No despacho, o ministro destacou que Oruam permaneceu longos períodos sem bateria na tornozeleira, especialmente à noite e durante os fins de semana, gerando “lacunas nos mapas de movimentação do acusado” e tornando a fiscalização “ineficaz”. Um relatório de monitoramento apontou 28 interrupções em um período de 43 dias, entre 30 de setembro e 12 de novembro do ano passado.

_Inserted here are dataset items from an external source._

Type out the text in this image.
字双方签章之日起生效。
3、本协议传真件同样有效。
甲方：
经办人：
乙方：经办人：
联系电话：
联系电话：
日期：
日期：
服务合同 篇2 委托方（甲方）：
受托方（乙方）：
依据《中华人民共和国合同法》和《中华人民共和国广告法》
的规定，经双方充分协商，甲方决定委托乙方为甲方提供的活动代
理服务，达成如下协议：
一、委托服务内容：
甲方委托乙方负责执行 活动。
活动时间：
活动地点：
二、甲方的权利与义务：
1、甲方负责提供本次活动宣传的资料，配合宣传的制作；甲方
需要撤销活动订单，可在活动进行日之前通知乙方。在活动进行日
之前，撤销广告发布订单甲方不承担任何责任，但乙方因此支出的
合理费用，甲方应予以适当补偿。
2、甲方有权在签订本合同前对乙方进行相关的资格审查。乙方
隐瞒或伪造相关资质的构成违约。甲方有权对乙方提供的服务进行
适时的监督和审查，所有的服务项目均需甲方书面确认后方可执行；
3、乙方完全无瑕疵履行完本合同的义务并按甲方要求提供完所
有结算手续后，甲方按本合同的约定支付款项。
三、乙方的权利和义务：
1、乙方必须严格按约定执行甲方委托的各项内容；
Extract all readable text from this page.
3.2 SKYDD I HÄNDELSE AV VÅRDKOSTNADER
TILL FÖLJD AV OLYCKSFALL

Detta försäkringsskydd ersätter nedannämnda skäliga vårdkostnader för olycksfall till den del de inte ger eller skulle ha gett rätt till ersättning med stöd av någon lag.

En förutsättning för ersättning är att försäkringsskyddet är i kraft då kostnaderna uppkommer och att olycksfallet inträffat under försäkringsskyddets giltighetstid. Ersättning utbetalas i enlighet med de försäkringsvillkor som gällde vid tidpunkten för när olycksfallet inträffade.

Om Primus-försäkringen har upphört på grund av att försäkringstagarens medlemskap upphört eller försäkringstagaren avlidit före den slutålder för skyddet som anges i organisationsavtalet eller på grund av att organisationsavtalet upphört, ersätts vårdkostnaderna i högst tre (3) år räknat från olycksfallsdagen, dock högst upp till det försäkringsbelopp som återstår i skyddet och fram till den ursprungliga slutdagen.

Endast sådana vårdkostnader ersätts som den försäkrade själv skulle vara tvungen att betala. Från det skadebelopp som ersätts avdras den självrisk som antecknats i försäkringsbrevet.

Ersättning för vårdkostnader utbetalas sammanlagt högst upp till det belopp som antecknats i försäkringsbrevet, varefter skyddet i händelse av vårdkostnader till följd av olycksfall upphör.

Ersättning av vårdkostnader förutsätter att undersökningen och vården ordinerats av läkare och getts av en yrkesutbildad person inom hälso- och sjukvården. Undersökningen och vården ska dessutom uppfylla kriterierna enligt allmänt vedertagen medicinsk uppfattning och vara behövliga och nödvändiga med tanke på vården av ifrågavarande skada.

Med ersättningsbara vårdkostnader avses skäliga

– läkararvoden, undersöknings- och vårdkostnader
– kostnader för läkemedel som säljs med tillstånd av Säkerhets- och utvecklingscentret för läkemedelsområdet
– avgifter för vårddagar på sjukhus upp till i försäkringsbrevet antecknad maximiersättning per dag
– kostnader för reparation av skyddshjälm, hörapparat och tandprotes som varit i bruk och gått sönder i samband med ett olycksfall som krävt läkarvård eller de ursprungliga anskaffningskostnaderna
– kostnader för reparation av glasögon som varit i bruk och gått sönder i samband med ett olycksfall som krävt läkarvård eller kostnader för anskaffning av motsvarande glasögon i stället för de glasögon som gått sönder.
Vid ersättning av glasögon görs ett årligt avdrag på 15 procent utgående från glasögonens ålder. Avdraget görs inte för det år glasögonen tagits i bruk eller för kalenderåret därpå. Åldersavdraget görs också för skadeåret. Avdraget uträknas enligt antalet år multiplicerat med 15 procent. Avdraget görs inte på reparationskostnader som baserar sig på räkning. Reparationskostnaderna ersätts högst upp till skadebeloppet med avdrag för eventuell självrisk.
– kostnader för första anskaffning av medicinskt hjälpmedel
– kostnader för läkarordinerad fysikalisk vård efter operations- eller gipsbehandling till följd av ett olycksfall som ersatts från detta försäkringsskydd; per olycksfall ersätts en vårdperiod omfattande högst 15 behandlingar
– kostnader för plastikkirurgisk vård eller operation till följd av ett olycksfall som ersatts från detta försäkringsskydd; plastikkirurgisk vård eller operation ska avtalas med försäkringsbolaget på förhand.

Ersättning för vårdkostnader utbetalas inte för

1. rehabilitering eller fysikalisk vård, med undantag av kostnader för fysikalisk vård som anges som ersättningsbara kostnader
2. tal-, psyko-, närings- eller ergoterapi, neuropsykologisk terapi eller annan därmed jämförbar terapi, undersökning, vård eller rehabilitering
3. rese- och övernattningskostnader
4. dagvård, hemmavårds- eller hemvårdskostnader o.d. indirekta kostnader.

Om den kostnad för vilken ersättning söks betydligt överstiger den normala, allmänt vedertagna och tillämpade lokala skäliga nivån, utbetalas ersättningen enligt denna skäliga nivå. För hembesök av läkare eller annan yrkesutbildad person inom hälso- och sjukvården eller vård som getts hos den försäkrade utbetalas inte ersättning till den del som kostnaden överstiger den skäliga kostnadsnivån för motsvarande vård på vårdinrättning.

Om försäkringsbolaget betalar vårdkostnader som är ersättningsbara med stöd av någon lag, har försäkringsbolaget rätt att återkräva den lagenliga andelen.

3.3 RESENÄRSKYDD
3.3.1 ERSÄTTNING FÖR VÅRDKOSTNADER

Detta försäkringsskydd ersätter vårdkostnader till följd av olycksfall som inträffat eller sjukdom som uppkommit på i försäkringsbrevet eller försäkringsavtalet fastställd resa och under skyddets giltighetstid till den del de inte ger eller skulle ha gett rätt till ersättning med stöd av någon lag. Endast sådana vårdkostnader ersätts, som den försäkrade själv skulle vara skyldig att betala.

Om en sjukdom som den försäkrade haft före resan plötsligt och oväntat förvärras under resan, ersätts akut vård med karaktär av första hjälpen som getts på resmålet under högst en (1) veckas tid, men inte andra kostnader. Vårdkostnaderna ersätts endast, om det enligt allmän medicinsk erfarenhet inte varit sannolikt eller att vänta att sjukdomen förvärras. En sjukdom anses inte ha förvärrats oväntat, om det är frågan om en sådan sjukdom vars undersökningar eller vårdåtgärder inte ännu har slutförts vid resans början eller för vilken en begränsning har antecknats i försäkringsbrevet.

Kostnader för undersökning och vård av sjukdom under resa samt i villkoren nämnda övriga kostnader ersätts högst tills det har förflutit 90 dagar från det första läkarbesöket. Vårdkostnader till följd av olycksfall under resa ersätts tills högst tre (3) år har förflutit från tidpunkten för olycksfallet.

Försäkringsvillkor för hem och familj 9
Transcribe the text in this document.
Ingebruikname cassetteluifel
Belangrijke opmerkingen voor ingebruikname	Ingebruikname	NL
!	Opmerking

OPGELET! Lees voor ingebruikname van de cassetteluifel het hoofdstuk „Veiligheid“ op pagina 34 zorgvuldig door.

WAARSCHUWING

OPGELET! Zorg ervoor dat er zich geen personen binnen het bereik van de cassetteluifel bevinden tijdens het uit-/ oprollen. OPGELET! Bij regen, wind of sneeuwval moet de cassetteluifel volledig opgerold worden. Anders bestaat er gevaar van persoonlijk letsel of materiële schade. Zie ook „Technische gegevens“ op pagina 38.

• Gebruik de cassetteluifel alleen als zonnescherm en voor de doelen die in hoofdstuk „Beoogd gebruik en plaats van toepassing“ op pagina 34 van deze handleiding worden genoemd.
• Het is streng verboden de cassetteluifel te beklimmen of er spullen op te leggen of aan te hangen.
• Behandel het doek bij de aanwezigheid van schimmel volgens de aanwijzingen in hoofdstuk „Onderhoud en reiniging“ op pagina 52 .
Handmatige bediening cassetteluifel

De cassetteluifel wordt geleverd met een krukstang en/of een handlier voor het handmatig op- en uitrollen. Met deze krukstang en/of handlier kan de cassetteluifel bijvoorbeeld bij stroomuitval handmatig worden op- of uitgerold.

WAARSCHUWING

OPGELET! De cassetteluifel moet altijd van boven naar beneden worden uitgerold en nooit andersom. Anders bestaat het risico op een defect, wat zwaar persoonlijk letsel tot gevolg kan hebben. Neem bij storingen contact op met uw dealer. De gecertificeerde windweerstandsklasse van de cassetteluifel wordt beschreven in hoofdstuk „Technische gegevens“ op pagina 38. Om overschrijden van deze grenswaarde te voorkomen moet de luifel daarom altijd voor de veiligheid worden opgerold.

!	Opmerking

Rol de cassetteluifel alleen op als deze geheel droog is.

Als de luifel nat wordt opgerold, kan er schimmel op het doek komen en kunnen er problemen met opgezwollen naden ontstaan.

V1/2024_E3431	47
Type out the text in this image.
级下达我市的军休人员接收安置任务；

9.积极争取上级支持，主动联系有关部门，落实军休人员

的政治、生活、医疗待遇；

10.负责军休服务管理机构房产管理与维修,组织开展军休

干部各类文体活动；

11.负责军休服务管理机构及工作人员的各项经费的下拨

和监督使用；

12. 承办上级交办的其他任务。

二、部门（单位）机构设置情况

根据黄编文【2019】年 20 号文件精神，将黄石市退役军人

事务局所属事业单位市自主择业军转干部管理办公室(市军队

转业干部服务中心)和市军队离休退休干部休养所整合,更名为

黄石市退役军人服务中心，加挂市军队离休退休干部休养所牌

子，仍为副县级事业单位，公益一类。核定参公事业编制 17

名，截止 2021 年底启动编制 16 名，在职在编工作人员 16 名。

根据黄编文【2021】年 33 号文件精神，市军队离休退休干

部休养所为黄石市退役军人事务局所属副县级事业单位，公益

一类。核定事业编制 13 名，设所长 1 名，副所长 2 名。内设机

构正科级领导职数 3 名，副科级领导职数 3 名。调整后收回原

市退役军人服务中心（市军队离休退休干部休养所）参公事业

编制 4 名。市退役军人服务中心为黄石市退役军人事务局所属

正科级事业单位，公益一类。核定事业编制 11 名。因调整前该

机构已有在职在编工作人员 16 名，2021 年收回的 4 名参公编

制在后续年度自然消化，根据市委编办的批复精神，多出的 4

Paciornik afirmou que “as 28 interrupções em um período de 43 dias extrapolam, em muito, um mero ‘problema de carregamento’. Tal conduta compromete diretamente o controle estatal sobre a liberdade do acusado, inviabilizando o monitoramento de seus deslocamentos e frustrando a fiscalização imposta pelo Juízo”. O ministro ainda ressaltou o risco de fuga devido à “falta de carga da tornozeleira e ao desrespeito do acusado para com as medidas cautelares impostas”, além de afirmar que o rapper “denota não guardar qualquer respeito, não somente às autoridades policiais, mas também às decisões judiciais”.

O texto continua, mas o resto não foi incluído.